I mean buying a company that serves your competitors' content.
And yes, diversification is also dirty. Diversification is the worst reason for companies to merge. If I wanted to own both Google and Ackamai, I could just buy shares in both companies. Investors should be responsible for diversification. There must be a reason that the combined companies are worth more for this acquisition to make sense. My thought is this will create negative value because major customers (MS/Apple/Facebook) don't want Google to see their traffic logs.
So, Larry Page wants to own Google and Akamai, he's already got plenty of google stock and a bag of money, and he's decided to buy shares in the other company.

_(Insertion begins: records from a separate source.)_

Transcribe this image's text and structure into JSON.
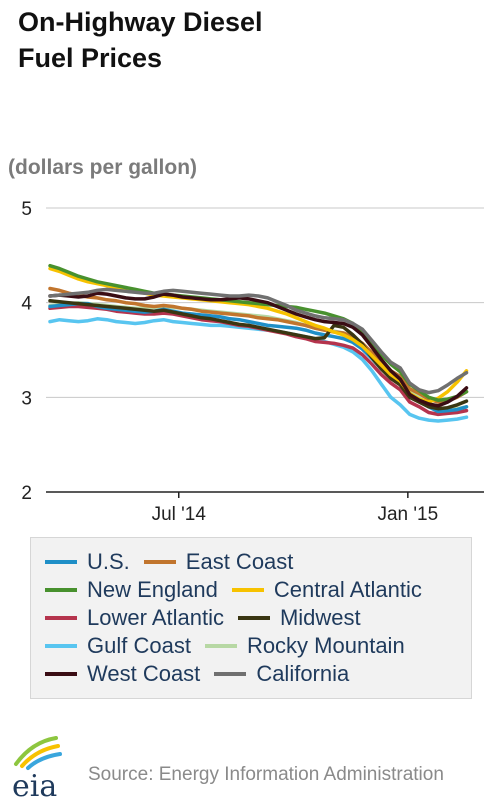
{
  "chart_data": {
    "type": "line",
    "title_lines": [
      "On-Highway Diesel",
      "Fuel Prices"
    ],
    "ylabel": "(dollars per gallon)",
    "ylim": [
      2,
      5
    ],
    "yticks": [
      "2",
      "3",
      "4",
      "5"
    ],
    "xlim": [
      0,
      45
    ],
    "xticks": [
      {
        "label": "Jul '14",
        "week": 13.6
      },
      {
        "label": "Jan '15",
        "week": 37.8
      }
    ],
    "grid": "horizontal",
    "legend": "bottom",
    "series": [
      {
        "name": "U.S.",
        "color": "#1f8fc7",
        "values": [
          3.96,
          3.97,
          3.98,
          3.99,
          3.99,
          3.96,
          3.94,
          3.93,
          3.92,
          3.91,
          3.9,
          3.91,
          3.93,
          3.91,
          3.89,
          3.88,
          3.87,
          3.86,
          3.85,
          3.83,
          3.82,
          3.8,
          3.78,
          3.76,
          3.75,
          3.74,
          3.73,
          3.71,
          3.68,
          3.66,
          3.64,
          3.62,
          3.58,
          3.51,
          3.41,
          3.3,
          3.21,
          3.15,
          3.01,
          2.97,
          2.9,
          2.85,
          2.86,
          2.87,
          2.9
        ]
      },
      {
        "name": "East Coast",
        "color": "#c1752d",
        "values": [
          4.15,
          4.13,
          4.1,
          4.08,
          4.06,
          4.05,
          4.03,
          4.02,
          4.0,
          3.99,
          3.97,
          3.96,
          3.97,
          3.96,
          3.94,
          3.93,
          3.91,
          3.9,
          3.89,
          3.88,
          3.87,
          3.86,
          3.84,
          3.83,
          3.82,
          3.8,
          3.78,
          3.76,
          3.73,
          3.71,
          3.69,
          3.68,
          3.64,
          3.57,
          3.47,
          3.37,
          3.28,
          3.22,
          3.09,
          3.04,
          2.98,
          2.95,
          2.96,
          3.0,
          3.06
        ]
      },
      {
        "name": "New England",
        "color": "#48912e",
        "values": [
          4.39,
          4.36,
          4.32,
          4.28,
          4.25,
          4.22,
          4.2,
          4.18,
          4.16,
          4.14,
          4.12,
          4.1,
          4.09,
          4.08,
          4.07,
          4.06,
          4.05,
          4.04,
          4.03,
          4.02,
          4.01,
          4.0,
          3.99,
          3.98,
          3.97,
          3.96,
          3.95,
          3.93,
          3.91,
          3.89,
          3.86,
          3.83,
          3.78,
          3.69,
          3.57,
          3.45,
          3.35,
          3.27,
          3.14,
          3.07,
          3.0,
          2.97,
          2.98,
          3.01,
          3.06
        ]
      },
      {
        "name": "Central Atlantic",
        "color": "#f7c200",
        "values": [
          4.36,
          4.33,
          4.29,
          4.25,
          4.22,
          4.2,
          4.18,
          4.16,
          4.14,
          4.12,
          4.1,
          4.08,
          4.07,
          4.06,
          4.05,
          4.04,
          4.03,
          4.02,
          4.01,
          4.0,
          3.99,
          3.98,
          3.96,
          3.94,
          3.91,
          3.88,
          3.84,
          3.8,
          3.76,
          3.73,
          3.69,
          3.66,
          3.61,
          3.54,
          3.44,
          3.34,
          3.24,
          3.17,
          3.04,
          2.98,
          2.95,
          2.99,
          3.06,
          3.16,
          3.28
        ]
      },
      {
        "name": "Lower Atlantic",
        "color": "#b5344d",
        "values": [
          3.94,
          3.95,
          3.96,
          3.96,
          3.95,
          3.94,
          3.93,
          3.91,
          3.9,
          3.89,
          3.88,
          3.88,
          3.89,
          3.88,
          3.86,
          3.84,
          3.82,
          3.81,
          3.8,
          3.78,
          3.76,
          3.75,
          3.73,
          3.71,
          3.69,
          3.67,
          3.64,
          3.62,
          3.59,
          3.58,
          3.57,
          3.55,
          3.52,
          3.45,
          3.35,
          3.24,
          3.15,
          3.08,
          2.95,
          2.9,
          2.84,
          2.82,
          2.83,
          2.84,
          2.86
        ]
      },
      {
        "name": "Midwest",
        "color": "#3a3612",
        "values": [
          4.02,
          4.01,
          4.0,
          3.99,
          3.98,
          3.97,
          3.96,
          3.95,
          3.94,
          3.93,
          3.92,
          3.91,
          3.92,
          3.9,
          3.88,
          3.86,
          3.84,
          3.83,
          3.81,
          3.79,
          3.77,
          3.76,
          3.74,
          3.72,
          3.7,
          3.68,
          3.66,
          3.64,
          3.62,
          3.63,
          3.76,
          3.74,
          3.66,
          3.56,
          3.42,
          3.3,
          3.2,
          3.13,
          3.0,
          2.95,
          2.9,
          2.88,
          2.89,
          2.92,
          2.96
        ]
      },
      {
        "name": "Gulf Coast",
        "color": "#58c5f0",
        "values": [
          3.8,
          3.82,
          3.81,
          3.8,
          3.81,
          3.83,
          3.82,
          3.8,
          3.79,
          3.78,
          3.79,
          3.81,
          3.82,
          3.8,
          3.79,
          3.78,
          3.77,
          3.76,
          3.76,
          3.75,
          3.74,
          3.73,
          3.72,
          3.71,
          3.7,
          3.68,
          3.66,
          3.64,
          3.62,
          3.59,
          3.56,
          3.53,
          3.48,
          3.4,
          3.28,
          3.14,
          3.0,
          2.92,
          2.82,
          2.78,
          2.76,
          2.75,
          2.76,
          2.77,
          2.79
        ]
      },
      {
        "name": "Rocky Mountain",
        "color": "#b7d8a4",
        "values": [
          3.97,
          3.98,
          3.99,
          4.0,
          3.99,
          3.98,
          3.97,
          3.96,
          3.95,
          3.94,
          3.94,
          3.95,
          3.96,
          3.95,
          3.94,
          3.93,
          3.92,
          3.91,
          3.9,
          3.89,
          3.88,
          3.87,
          3.86,
          3.85,
          3.83,
          3.81,
          3.79,
          3.76,
          3.73,
          3.71,
          3.7,
          3.68,
          3.64,
          3.56,
          3.46,
          3.35,
          3.26,
          3.19,
          3.06,
          3.0,
          2.93,
          2.88,
          2.87,
          2.88,
          2.9
        ]
      },
      {
        "name": "West Coast",
        "color": "#3a0d14",
        "values": [
          4.07,
          4.08,
          4.07,
          4.06,
          4.07,
          4.1,
          4.09,
          4.07,
          4.05,
          4.04,
          4.04,
          4.06,
          4.09,
          4.08,
          4.06,
          4.05,
          4.04,
          4.03,
          4.03,
          4.04,
          4.05,
          4.04,
          4.02,
          4.0,
          3.96,
          3.92,
          3.88,
          3.85,
          3.82,
          3.8,
          3.79,
          3.78,
          3.74,
          3.66,
          3.53,
          3.4,
          3.28,
          3.19,
          3.03,
          2.97,
          2.93,
          2.91,
          2.95,
          3.01,
          3.1
        ]
      },
      {
        "name": "California",
        "color": "#707070",
        "values": [
          4.07,
          4.08,
          4.09,
          4.1,
          4.11,
          4.13,
          4.14,
          4.13,
          4.12,
          4.11,
          4.1,
          4.1,
          4.12,
          4.13,
          4.12,
          4.11,
          4.1,
          4.09,
          4.08,
          4.07,
          4.07,
          4.08,
          4.07,
          4.05,
          4.01,
          3.97,
          3.92,
          3.89,
          3.86,
          3.84,
          3.83,
          3.82,
          3.78,
          3.72,
          3.6,
          3.48,
          3.37,
          3.31,
          3.15,
          3.08,
          3.05,
          3.07,
          3.13,
          3.2,
          3.26
        ]
      }
    ]
  },
  "legend_rows": [
    [
      0,
      1
    ],
    [
      2,
      3
    ],
    [
      4,
      5
    ],
    [
      6,
      7
    ],
    [
      8,
      9
    ]
  ],
  "footer": {
    "logo_text": "eia",
    "logo_icon": "eia-sun-logo",
    "source": "Source: Energy Information Administration"
  }
}
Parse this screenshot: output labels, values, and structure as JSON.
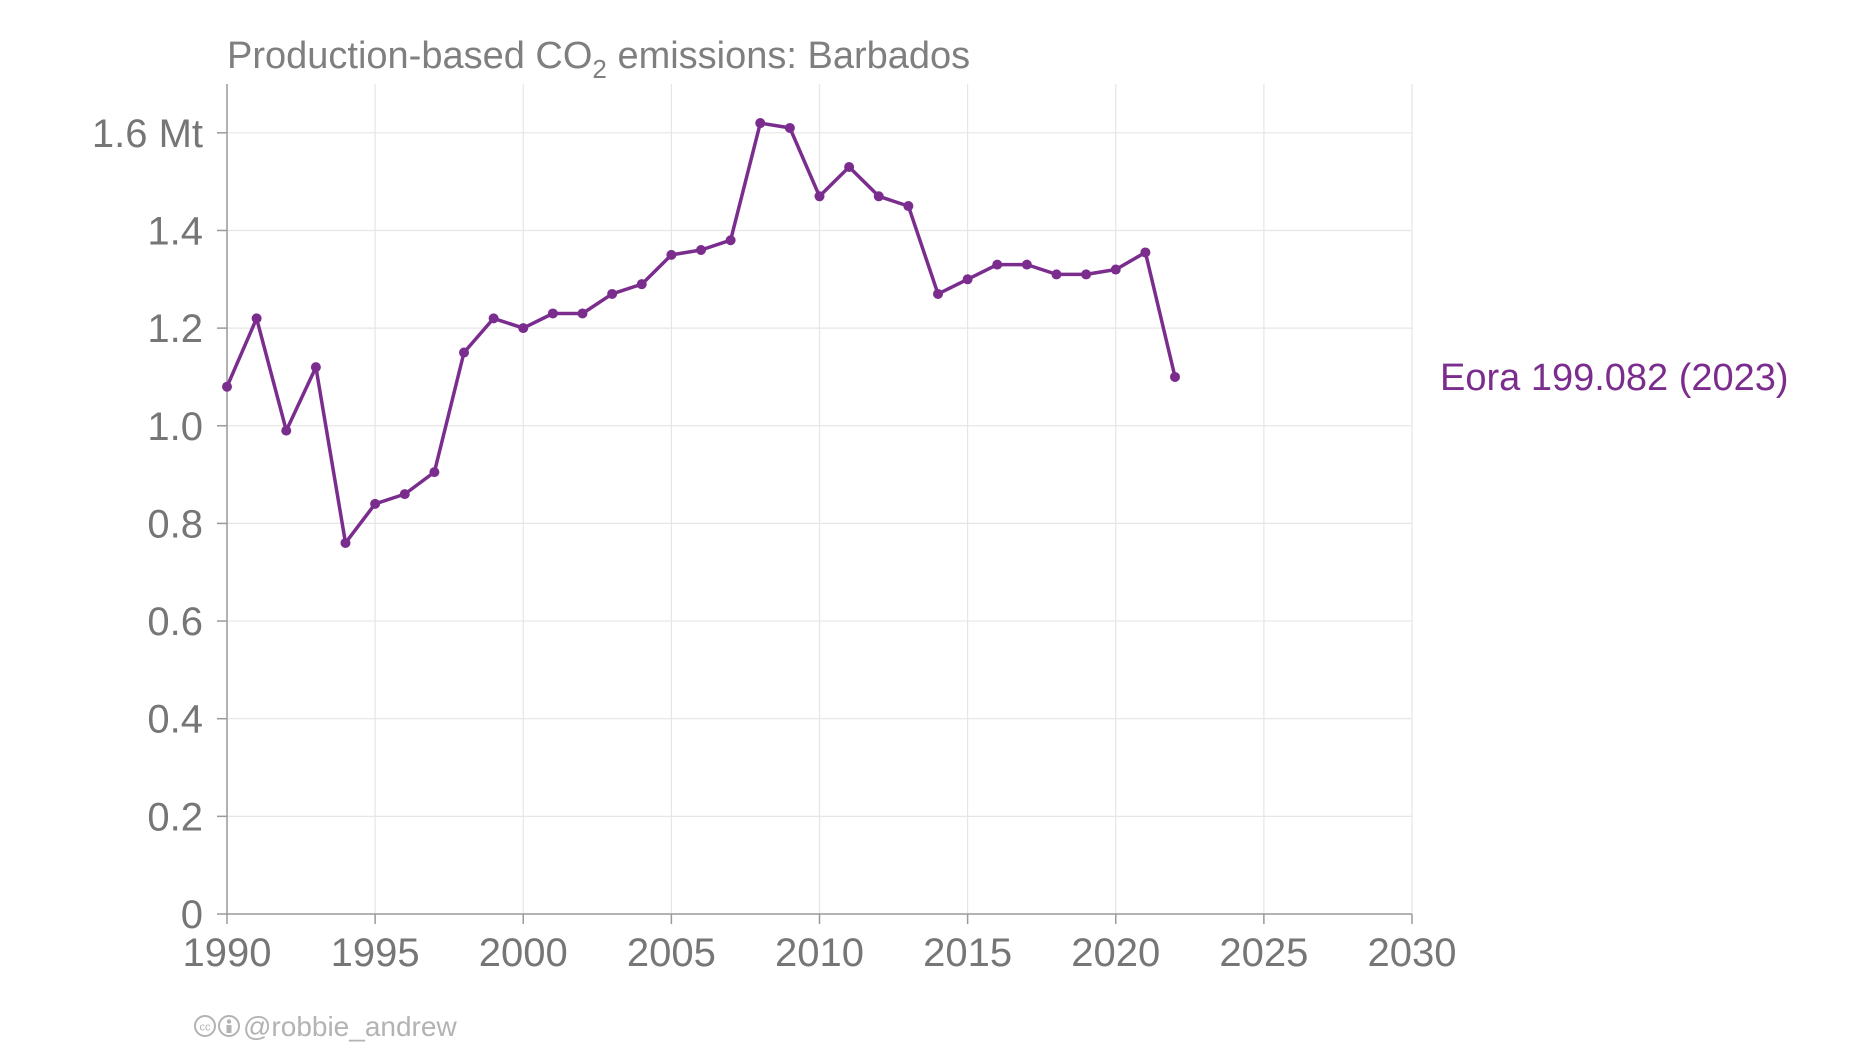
{
  "chart_data": {
    "type": "line",
    "title": {
      "before": "Production-based CO",
      "subscript": "2",
      "after": " emissions: Barbados"
    },
    "xlabel": "",
    "ylabel": "",
    "y_unit": "Mt",
    "xlim": [
      1990,
      2030
    ],
    "ylim": [
      0,
      1.7
    ],
    "x_ticks": [
      {
        "value": 1990,
        "label": "1990"
      },
      {
        "value": 1995,
        "label": "1995"
      },
      {
        "value": 2000,
        "label": "2000"
      },
      {
        "value": 2005,
        "label": "2005"
      },
      {
        "value": 2010,
        "label": "2010"
      },
      {
        "value": 2015,
        "label": "2015"
      },
      {
        "value": 2020,
        "label": "2020"
      },
      {
        "value": 2025,
        "label": "2025"
      },
      {
        "value": 2030,
        "label": "2030"
      }
    ],
    "y_ticks": [
      {
        "value": 0,
        "label": "0"
      },
      {
        "value": 0.2,
        "label": "0.2"
      },
      {
        "value": 0.4,
        "label": "0.4"
      },
      {
        "value": 0.6,
        "label": "0.6"
      },
      {
        "value": 0.8,
        "label": "0.8"
      },
      {
        "value": 1.0,
        "label": "1.0"
      },
      {
        "value": 1.2,
        "label": "1.2"
      },
      {
        "value": 1.4,
        "label": "1.4"
      },
      {
        "value": 1.6,
        "label": "1.6 Mt"
      }
    ],
    "grid": true,
    "series": [
      {
        "name": "Eora 199.082 (2023)",
        "color": "#7b2d8e",
        "x": [
          1990,
          1991,
          1992,
          1993,
          1994,
          1995,
          1996,
          1997,
          1998,
          1999,
          2000,
          2001,
          2002,
          2003,
          2004,
          2005,
          2006,
          2007,
          2008,
          2009,
          2010,
          2011,
          2012,
          2013,
          2014,
          2015,
          2016,
          2017,
          2018,
          2019,
          2020,
          2021,
          2022
        ],
        "y": [
          1.08,
          1.22,
          0.99,
          1.12,
          0.76,
          0.84,
          0.86,
          0.905,
          1.15,
          1.22,
          1.2,
          1.23,
          1.23,
          1.27,
          1.29,
          1.35,
          1.36,
          1.38,
          1.62,
          1.61,
          1.47,
          1.53,
          1.47,
          1.45,
          1.27,
          1.3,
          1.33,
          1.33,
          1.31,
          1.31,
          1.32,
          1.355,
          1.1
        ]
      }
    ]
  },
  "credit": {
    "icons": [
      "cc-icon",
      "by-icon"
    ],
    "handle": "@robbie_andrew"
  }
}
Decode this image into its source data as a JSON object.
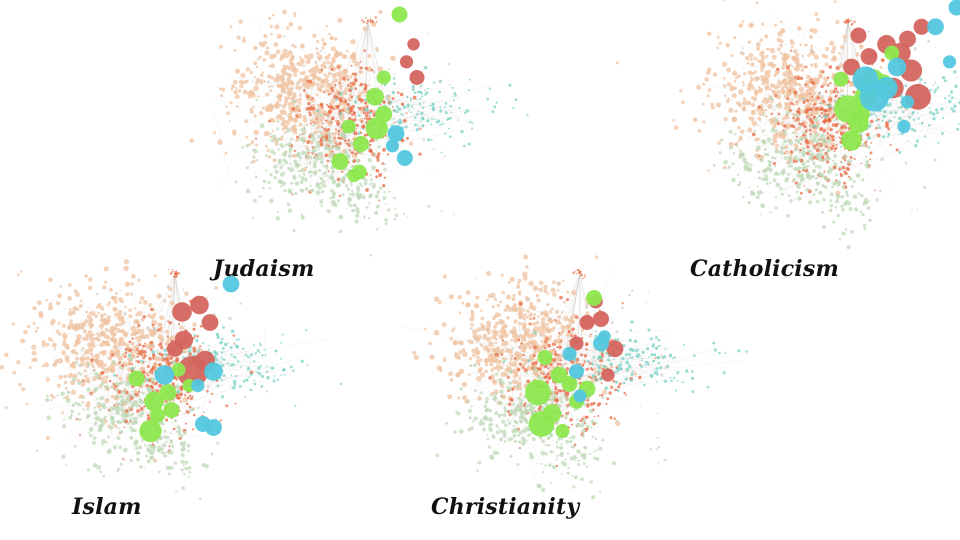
{
  "panels": [
    {
      "label": "Judaism",
      "highlight": {
        "green": [
          [
            0.05,
            0.63,
            0.9
          ],
          [
            0.09,
            0.55,
            0.6
          ],
          [
            0.04,
            0.45,
            0.65
          ],
          [
            -0.16,
            0.82,
            0.6
          ],
          [
            -0.04,
            0.72,
            0.55
          ],
          [
            -0.05,
            0.88,
            0.5
          ],
          [
            -0.11,
            0.62,
            0.45
          ],
          [
            0.18,
            -0.02,
            0.55
          ],
          [
            0.09,
            0.34,
            0.45
          ],
          [
            -0.08,
            0.9,
            0.4
          ]
        ],
        "blue": [
          [
            0.16,
            0.66,
            0.6
          ],
          [
            0.21,
            0.8,
            0.55
          ],
          [
            0.14,
            0.73,
            0.4
          ]
        ],
        "red": [
          [
            0.28,
            0.34,
            0.5
          ],
          [
            0.22,
            0.25,
            0.4
          ],
          [
            0.26,
            0.15,
            0.35
          ]
        ]
      }
    },
    {
      "label": "Catholicism",
      "highlight": {
        "green": [
          [
            0.0,
            0.52,
            1.2
          ],
          [
            0.06,
            0.6,
            0.8
          ],
          [
            0.1,
            0.45,
            0.9
          ],
          [
            0.02,
            0.7,
            0.8
          ],
          [
            0.08,
            0.55,
            0.55
          ],
          [
            0.18,
            0.4,
            0.55
          ],
          [
            0.25,
            0.2,
            0.5
          ],
          [
            0.14,
            0.36,
            1.0
          ],
          [
            0.2,
            0.38,
            0.8
          ],
          [
            -0.04,
            0.35,
            0.5
          ]
        ],
        "blue": [
          [
            0.1,
            0.35,
            1.1
          ],
          [
            0.15,
            0.45,
            1.3
          ],
          [
            0.22,
            0.4,
            0.9
          ],
          [
            0.28,
            0.28,
            0.7
          ],
          [
            0.5,
            0.05,
            0.6
          ],
          [
            0.62,
            -0.06,
            0.55
          ],
          [
            0.68,
            -0.14,
            0.45
          ],
          [
            0.58,
            0.25,
            0.4
          ],
          [
            0.72,
            0.1,
            0.4
          ],
          [
            0.32,
            0.62,
            0.4
          ],
          [
            0.34,
            0.48,
            0.4
          ]
        ],
        "red": [
          [
            0.4,
            0.45,
            1.1
          ],
          [
            0.36,
            0.3,
            0.9
          ],
          [
            0.3,
            0.2,
            0.8
          ],
          [
            0.22,
            0.15,
            0.7
          ],
          [
            0.12,
            0.22,
            0.6
          ],
          [
            0.02,
            0.28,
            0.6
          ],
          [
            0.26,
            0.4,
            0.8
          ],
          [
            0.42,
            0.05,
            0.55
          ],
          [
            0.06,
            0.1,
            0.55
          ],
          [
            0.34,
            0.12,
            0.6
          ]
        ]
      }
    },
    {
      "label": "Islam",
      "highlight": {
        "green": [
          [
            -0.14,
            0.92,
            0.9
          ],
          [
            -0.12,
            0.75,
            0.75
          ],
          [
            -0.04,
            0.7,
            0.6
          ],
          [
            -0.02,
            0.8,
            0.55
          ],
          [
            -0.22,
            0.62,
            0.55
          ],
          [
            -0.1,
            0.83,
            0.5
          ],
          [
            0.02,
            0.57,
            0.45
          ],
          [
            0.08,
            0.66,
            0.4
          ]
        ],
        "blue": [
          [
            -0.06,
            0.6,
            0.75
          ],
          [
            0.22,
            0.58,
            0.7
          ],
          [
            0.16,
            0.88,
            0.55
          ],
          [
            0.32,
            0.08,
            0.6
          ],
          [
            0.13,
            0.66,
            0.4
          ],
          [
            0.22,
            0.9,
            0.6
          ]
        ],
        "red": [
          [
            0.1,
            0.58,
            1.4
          ],
          [
            0.17,
            0.52,
            0.8
          ],
          [
            0.14,
            0.2,
            0.7
          ],
          [
            0.04,
            0.24,
            0.75
          ],
          [
            0.05,
            0.4,
            0.7
          ],
          [
            0.2,
            0.3,
            0.6
          ],
          [
            0.0,
            0.45,
            0.55
          ]
        ]
      }
    },
    {
      "label": "Christianity",
      "highlight": {
        "green": [
          [
            -0.24,
            0.7,
            1.1
          ],
          [
            -0.22,
            0.88,
            1.1
          ],
          [
            -0.16,
            0.82,
            0.7
          ],
          [
            -0.12,
            0.6,
            0.6
          ],
          [
            -0.06,
            0.65,
            0.55
          ],
          [
            -0.02,
            0.75,
            0.5
          ],
          [
            0.04,
            0.68,
            0.6
          ],
          [
            0.08,
            0.16,
            0.55
          ],
          [
            -0.1,
            0.92,
            0.45
          ],
          [
            -0.2,
            0.5,
            0.5
          ]
        ],
        "blue": [
          [
            -0.02,
            0.58,
            0.5
          ],
          [
            0.12,
            0.42,
            0.55
          ],
          [
            -0.06,
            0.48,
            0.45
          ],
          [
            0.0,
            0.72,
            0.4
          ],
          [
            0.14,
            0.38,
            0.35
          ]
        ],
        "red": [
          [
            0.2,
            0.45,
            0.6
          ],
          [
            0.12,
            0.28,
            0.55
          ],
          [
            0.04,
            0.3,
            0.5
          ],
          [
            0.16,
            0.6,
            0.4
          ],
          [
            -0.02,
            0.42,
            0.45
          ],
          [
            0.09,
            0.18,
            0.45
          ]
        ]
      }
    }
  ],
  "palette": {
    "peach": "#efc3a2",
    "orange": "#e86a44",
    "pale_green": "#bfd9b8",
    "teal": "#78d2c5",
    "edge": "#c9c6bf",
    "highlight_green": "#8de84f",
    "highlight_blue": "#53c7de",
    "highlight_red": "#d4655e"
  }
}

Why should he not be allowed to diversify but you would be? Companies can invest in other companies, the shareholders diversify indirectly. And if you don't agree, you can always sell your google stock.
If MS/Apple/Facebook don't want google to look into their kitchen then they are of course entirely free to set up their own CDNs, and if they leave and you think that this will create negative value you can make a killing by shorting the stock.
I'm not brave enough for that though, and I don't presume to know which way that will go.
>> So, Larry Page wants to own Google and Akamai, he's already got plenty of google stock and a bag of money, and he's decided to buy shares in the other company.
There is a pretty significant difference between Google buying Akamai with it's money and Larry Page buying it with his.